I’d never considered it might not be alright, never been asked my family’s history. It was always assumed — Hawaiian,, Alaskan Native, Indian. I thrived and because of the connection from the program, at age 19, I attended the American Library Association’s Annual Conference and was able to go to the Pura Belpré Celebracion, an annual award that honors Latino/a writers and illustrators. As part of the award celebration, several young girls — probably ranging from nine to twelve — danced ballet folklorico for us. As I left — rushing to another session— I stopped for a moment and watched these girls look at a giant poster of books that had won the award in the years past. These girls — hair still adorned in the traditional ribbons and braids — were pointing at the books, bragging, saying, “I’ve read this one and this one and this one!”

I ached with jealousy and joy and anger, because, while I’m so happy that they got this experience, why didn’t I? Didn’t I deserve to take for granted books that had brown girls and boys?

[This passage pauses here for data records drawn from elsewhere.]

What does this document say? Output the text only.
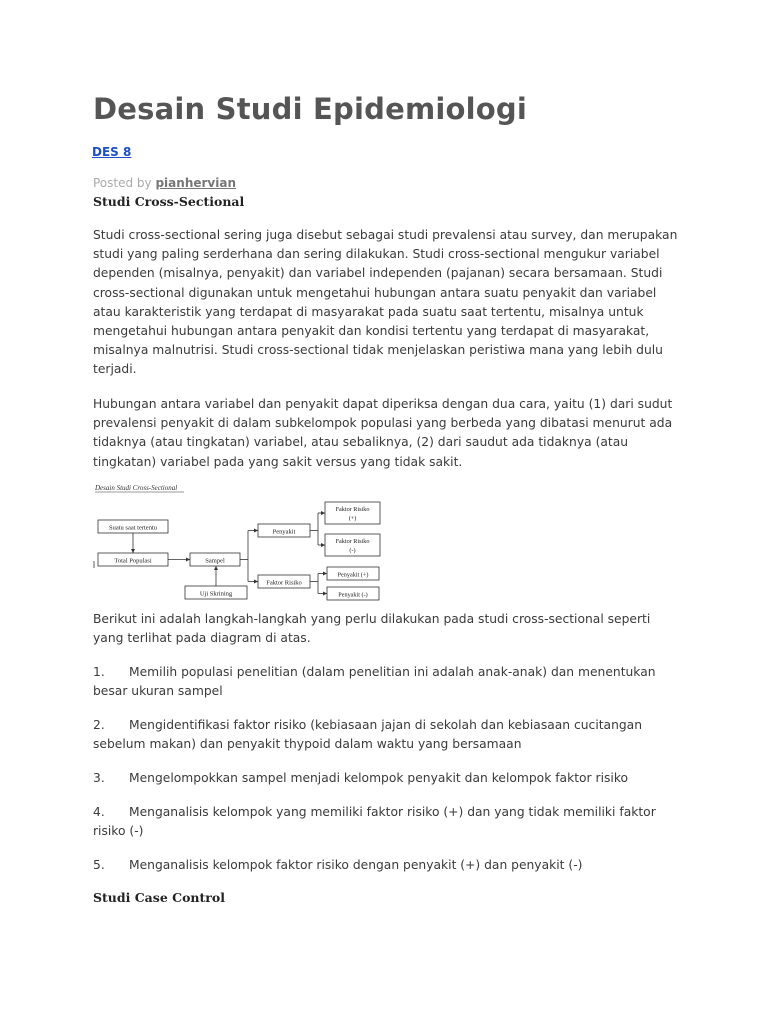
Desain Studi Epidemiologi
DES 8
Posted by pianhervian
Studi Cross-Sectional

Studi cross-sectional sering juga disebut sebagai studi prevalensi atau survey, dan merupakan studi yang paling serderhana dan sering dilakukan. Studi cross-sectional mengukur variabel dependen (misalnya, penyakit) dan variabel independen (pajanan) secara bersamaan. Studi cross-sectional digunakan untuk mengetahui hubungan antara suatu penyakit dan variabel atau karakteristik yang terdapat di masyarakat pada suatu saat tertentu, misalnya untuk mengetahui hubungan antara penyakit dan kondisi tertentu yang terdapat di masyarakat, misalnya malnutrisi. Studi cross-sectional tidak menjelaskan peristiwa mana yang lebih dulu terjadi.

Hubungan antara variabel dan penyakit dapat diperiksa dengan dua cara, yaitu (1) dari sudut prevalensi penyakit di dalam subkelompok populasi yang berbeda yang dibatasi menurut ada tidaknya (atau tingkatan) variabel, atau sebaliknya, (2) dari saudut ada tidaknya (atau tingkatan) variabel pada yang sakit versus yang tidak sakit.

Desain Studi Cross-Sectional
Suatu saat tertentu
Total Populasi	Sampel
Uji Skrining
Penyakit
Faktor Risiko
Faktor Risiko
(+)
Faktor Risiko
(-)
Penyakit (+)
Penyakit (-)

Berikut ini adalah langkah-langkah yang perlu dilakukan pada studi cross-sectional seperti yang terlihat pada diagram di atas.

1. Memilih populasi penelitian (dalam penelitian ini adalah anak-anak) dan menentukan besar ukuran sampel

2. Mengidentifikasi faktor risiko (kebiasaan jajan di sekolah dan kebiasaan cucitangan sebelum makan) dan penyakit thypoid dalam waktu yang bersamaan

3. Mengelompokkan sampel menjadi kelompok penyakit dan kelompok faktor risiko

4. Menganalisis kelompok yang memiliki faktor risiko (+) dan yang tidak memiliki faktor risiko (-)

5. Menganalisis kelompok faktor risiko dengan penyakit (+) dan penyakit (-)

Studi Case Control
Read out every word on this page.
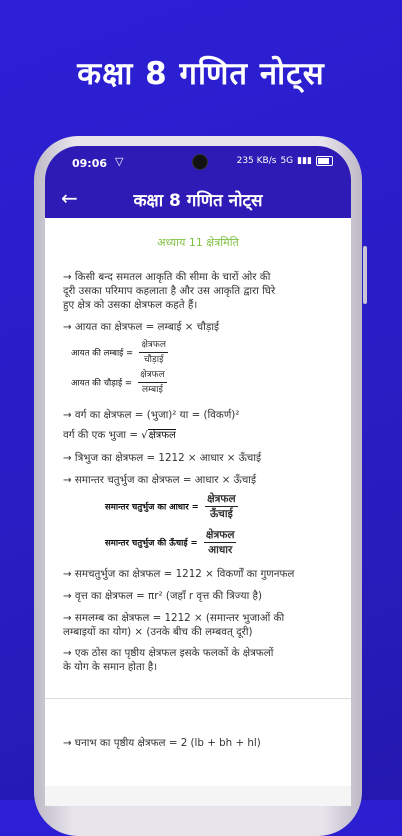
कक्षा 8 गणित नोट्स
09:06 ▽	235 KB/s 5G ▮▮▮
←	कक्षा 8 गणित नोट्स
अध्याय 11 क्षेत्रमिति
→ किसी बन्द समतल आकृति की सीमा के चारों ओर की
दूरी उसका परिमाप कहलाता है और उस आकृति द्वारा घिरे
हुए क्षेत्र को उसका क्षेत्रफल कहते हैं।
→ आयत का क्षेत्रफल = लम्बाई × चौड़ाई
आयत की लम्बाई = $\frac{\text{क्षेत्रफल}}{\text{चौड़ाई}}$
आयत की चौड़ाई = $\frac{\text{क्षेत्रफल}}{\text{लम्बाई}}$
→ वर्ग का क्षेत्रफल = (भुजा)² या = (विकर्ण)²
वर्ग की एक भुजा = √क्षेत्रफल
→ त्रिभुज का क्षेत्रफल = 1212 × आधार × ऊँचाई
→ समान्तर चतुर्भुज का क्षेत्रफल = आधार × ऊँचाई
समान्तर चतुर्भुज का आधार = $\frac{\text{क्षेत्रफल}}{\text{ऊँचाई}}$
समान्तर चतुर्भुज की ऊँचाई = $\frac{\text{क्षेत्रफल}}{\text{आधार}}$
→ समचतुर्भुज का क्षेत्रफल = 1212 × विकर्णों का गुणनफल
→ वृत्त का क्षेत्रफल = πr² (जहाँ r वृत्त की त्रिज्या है)
→ समलम्ब का क्षेत्रफल = 1212 × (समान्तर भुजाओं की
लम्बाइयों का योग) × (उनके बीच की लम्बवत् दूरी)
→ एक ठोस का पृष्ठीय क्षेत्रफल इसके फलकों के क्षेत्रफलों
के योग के समान होता है।
→ घनाभ का पृष्ठीय क्षेत्रफल = 2 (lb + bh + hl)
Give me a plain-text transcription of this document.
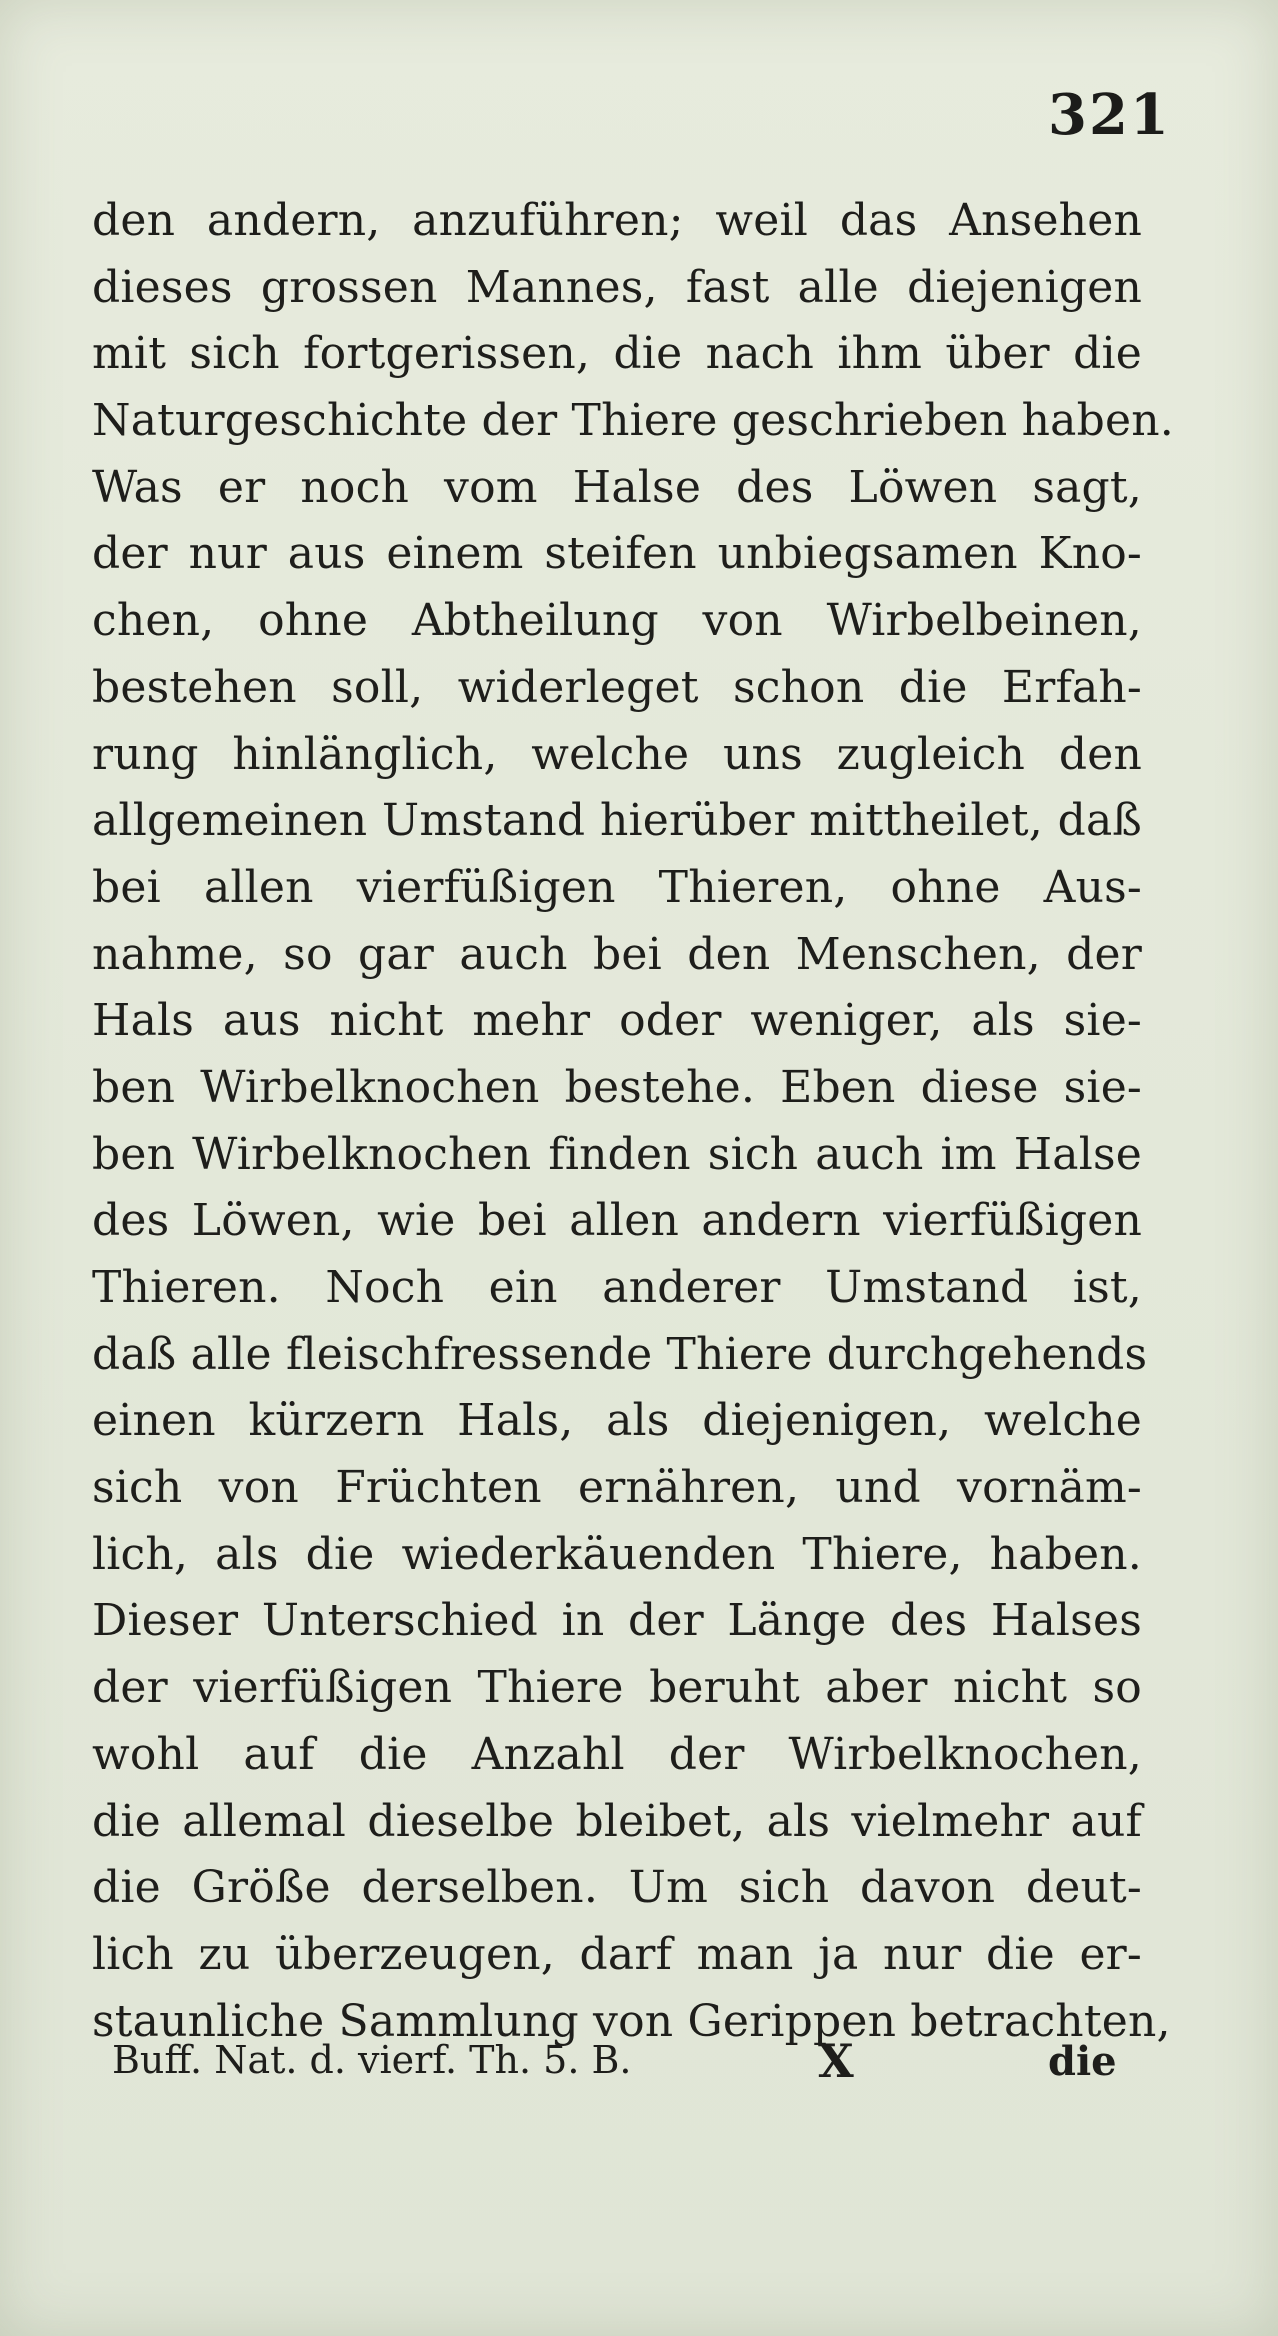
321
den andern, anzuführen; weil das Ansehen
dieses grossen Mannes, fast alle diejenigen
mit sich fortgerissen, die nach ihm über die
Naturgeschichte der Thiere geschrieben haben.
Was er noch vom Halse des Löwen sagt,
der nur aus einem steifen unbiegsamen Kno-
chen, ohne Abtheilung von Wirbelbeinen,
bestehen soll, widerleget schon die Erfah-
rung hinlänglich, welche uns zugleich den
allgemeinen Umstand hierüber mittheilet, daß
bei allen vierfüßigen Thieren, ohne Aus-
nahme, so gar auch bei den Menschen, der
Hals aus nicht mehr oder weniger, als sie-
ben Wirbelknochen bestehe. Eben diese sie-
ben Wirbelknochen finden sich auch im Halse
des Löwen, wie bei allen andern vierfüßigen
Thieren. Noch ein anderer Umstand ist,
daß alle fleischfressende Thiere durchgehends
einen kürzern Hals, als diejenigen, welche
sich von Früchten ernähren, und vornäm-
lich, als die wiederkäuenden Thiere, haben.
Dieser Unterschied in der Länge des Halses
der vierfüßigen Thiere beruht aber nicht so
wohl auf die Anzahl der Wirbelknochen,
die allemal dieselbe bleibet, als vielmehr auf
die Größe derselben. Um sich davon deut-
lich zu überzeugen, darf man ja nur die er-
staunliche Sammlung von Gerippen betrachten,
Buff. Nat. d. vierf. Th. 5. B.	X	die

Why do I still nurse wounds from books, hating my hands and hesitating everytime I say that I’m Latina?

Currently, I still work at a library and go to school. I want to get my masters in library science and become a children’s librarian, helping the children that look like me have a different experience forming their own racial/ethnic identities. Above my work desk, hangs a poster saying “We Need Diverse Books”, yet, according to a 2018 study, only 5% of recent children’s books feature Latinx children (“An Updated Look at Diversity in Children’s Books”) — and that’s actually more than a study conducted in 2014 when the number was 2.4%. That number is shocking compared to the 50% of books that feature white children or the 25% of books that feature non—human protagonists. That leaves only 25% of books for the minority children — black children, Asian Pacific children, Indigenous children, and LatinX children. And, I’m sad to say, that’s progress. How am I supposed to help children develop identities when I’m given only scraps of books — books that teach them they have to struggle for justice and recognition or that they only matter in history, while white children get to go on adventures in fantasy lands or get to become doctors and astronauts?

I was robbed of my identity and my memories and lessons about empathy. Books taught me, not about other people, but about other white people. They taught me racial slurs, they taught me that children like me are animalistic, and that I had no place in literature unless I was white.

I never called myself Hispanic or Mexican until I was in my last year of high school and to this day, I struggle calling myself Latina. I couldn’t be those terms, because people who are those terms are poor and dark and they aren’t important, right, Anne?

I’m helping a woman check out a book and she starts raving about The Hate U Give, a contemporary novel about a black girl who witnesses her friend being murdered by police. It’s one of my favorite books by one of my favorite authors and I’m excited to talk about this book. The woman is too and talks about the horrible racism in this book. “I would never say something like that though,” she declares. “I’m color blind.”

I disappear.

Works Cited

  1. “An Updated Look at Diversity in Children’s Books.” School Library Journal, School Library Journal, 2019, books.
  2. Serrano-Villar, M., & Calzada, E. J. (2016). Ethnic identity: Evidence of protective effects for young, Latino children. Journal of Applied Developmental Psychology, 42, 21–30.